51zero / eel-sdk

Big Data Toolkit for the JVM
Apache License 2.0
145 stars 35 forks source link

A frame consisting of CharType(255) doesn't map to anything in Hive/Parquet sink #204

Closed hannesmiller closed 7 years ago

hannesmiller commented 7 years ago

The method io.eels.component.parquet.ParquetSchemaFns.toParquetType doesn't handle Frames with a CharType and hence the following exception:

scala.MatchError: CharType(255) (of class io.eels.schema.CharType) at io.eels.component.parquet.ParquetSchemaFns$.toParquetType(ParquetSchemaFns.scala:72) at io.eels.component.parquet.ParquetSchemaFns$$anonfun$2.apply(ParquetSchemaFns.scala:110) at io.eels.component.parquet.ParquetSchemaFns$$anonfun$2.apply(ParquetSchemaFns.scala:110) at scala.collection.TraversableLike$$anonfun$map$1.apply(TraversableLike.scala:234) at scala.collection.TraversableLike$$anonfun$map$1.apply(TraversableLike.scala:234) at scala.collection.Iterator$class.foreach(Iterator.scala:893) at scala.collection.AbstractIterator.foreach(Iterator.scala:1336) at scala.collection.IterableLike$class.foreach(IterableLike.scala:72) at scala.collection.AbstractIterable.foreach(Iterable.scala:54) at scala.collection.TraversableLike$class.map(TraversableLike.scala:234) at scala.collection.AbstractTraversable.map(Traversable.scala:104) at io.eels.component.parquet.ParquetSchemaFns$.toParquetSchema(ParquetSchemaFns.scala:110) at io.eels.component.parquet.ParquetWriterFn$.apply(ParquetWriterFn.scala:30) at io.eels.component.parquet.ParquetSink$$anon$1.(ParquetSink.scala:16) at io.eels.component.parquet.ParquetSink.writer(ParquetSink.scala:14) at io.eels.actions.SinkAction$.execute(SinkAction.scala:10)

sksamuel commented 7 years ago

I've mapped it to Strings.

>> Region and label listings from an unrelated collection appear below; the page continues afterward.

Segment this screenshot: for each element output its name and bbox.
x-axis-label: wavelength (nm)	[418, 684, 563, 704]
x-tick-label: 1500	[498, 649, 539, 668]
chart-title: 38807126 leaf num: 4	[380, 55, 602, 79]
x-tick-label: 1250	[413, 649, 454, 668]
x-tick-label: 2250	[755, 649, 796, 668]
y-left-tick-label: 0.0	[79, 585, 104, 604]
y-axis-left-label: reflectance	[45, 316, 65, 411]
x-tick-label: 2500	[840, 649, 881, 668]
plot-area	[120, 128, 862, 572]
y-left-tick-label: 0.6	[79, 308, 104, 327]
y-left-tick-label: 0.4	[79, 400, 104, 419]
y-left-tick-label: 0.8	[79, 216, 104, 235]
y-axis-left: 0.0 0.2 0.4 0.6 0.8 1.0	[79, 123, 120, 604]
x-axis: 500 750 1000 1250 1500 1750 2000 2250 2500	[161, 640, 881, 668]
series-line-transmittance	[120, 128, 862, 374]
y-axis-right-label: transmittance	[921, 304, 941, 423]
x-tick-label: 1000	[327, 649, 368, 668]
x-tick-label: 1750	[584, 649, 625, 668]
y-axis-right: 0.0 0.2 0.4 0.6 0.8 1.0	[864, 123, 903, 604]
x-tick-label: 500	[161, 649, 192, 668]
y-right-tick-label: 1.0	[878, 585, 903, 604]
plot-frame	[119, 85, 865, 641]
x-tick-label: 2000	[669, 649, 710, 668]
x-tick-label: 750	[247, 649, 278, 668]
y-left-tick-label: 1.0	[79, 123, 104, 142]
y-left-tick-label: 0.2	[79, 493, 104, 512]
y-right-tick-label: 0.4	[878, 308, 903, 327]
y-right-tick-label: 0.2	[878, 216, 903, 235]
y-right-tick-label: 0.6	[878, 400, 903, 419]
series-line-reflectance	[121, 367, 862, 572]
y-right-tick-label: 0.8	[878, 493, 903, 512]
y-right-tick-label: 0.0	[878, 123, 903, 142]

The reason I've done that rather than FIXED_LEN_BYTE_ARRAY is because if we use FIXED_LEN_BYTE_ARRAY, will hive or impala know to interpret it as a string if we query it? Eel would know, but I'm not sure other libraries would.

hannesmiller commented 7 years ago

Yeah I can live with that 😄